Noncommutative 3-colour scalar quantum field theory model in 2D

TL;DR

This paper introduces a novel 2D noncommutative 3-colour scalar quantum field theory model, deriving a unique Ward-Takahashi identity and solving the resulting equations perturbatively, advancing understanding of noncommutative QFTs.

Contribution

It presents the first formulation of a 3-colour noncommutative scalar QFT in 2D, with a new Ward-Takahashi identity and a perturbative solution to the 2-point function.

Findings

Derived a generalized Ward-Takahashi identity specific to coloured noncommutative QFTs.

Simplified Schwinger-Dyson equations using the new identity.

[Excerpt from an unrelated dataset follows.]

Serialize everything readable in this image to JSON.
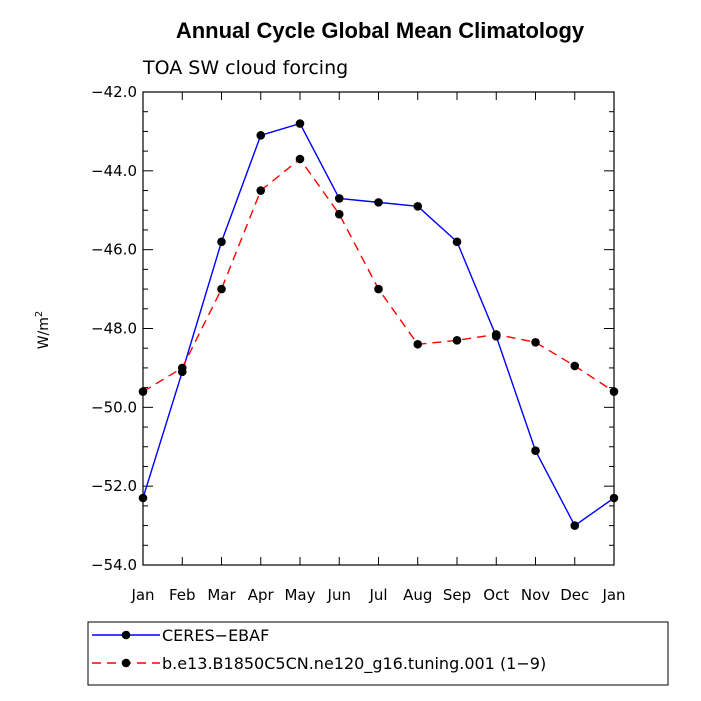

Solved the recursive integral equation for the 2-point function up to sixth order.

Abstract

We introduce the 3-colour noncommutative quantum field theory model in two dimensions. For this model we prove a generalised Ward-Takahashi identity, which is special to coloured noncommutative QFT models and has no underlying continuous symmetry. It reduces to the usual Ward-Takahashi identity in a particular case. The Ward-Takahashi identity is used to simplify the Schwinger-Dyson equations for the 2-point function and the N-point function. The absence of any renormalisation conditions in the large $(\mathcal{N},V)$-limit in 2D leads to a recursive integral equation for the 2-point function, which we solve perturbatively to sixth order in the coupling constant.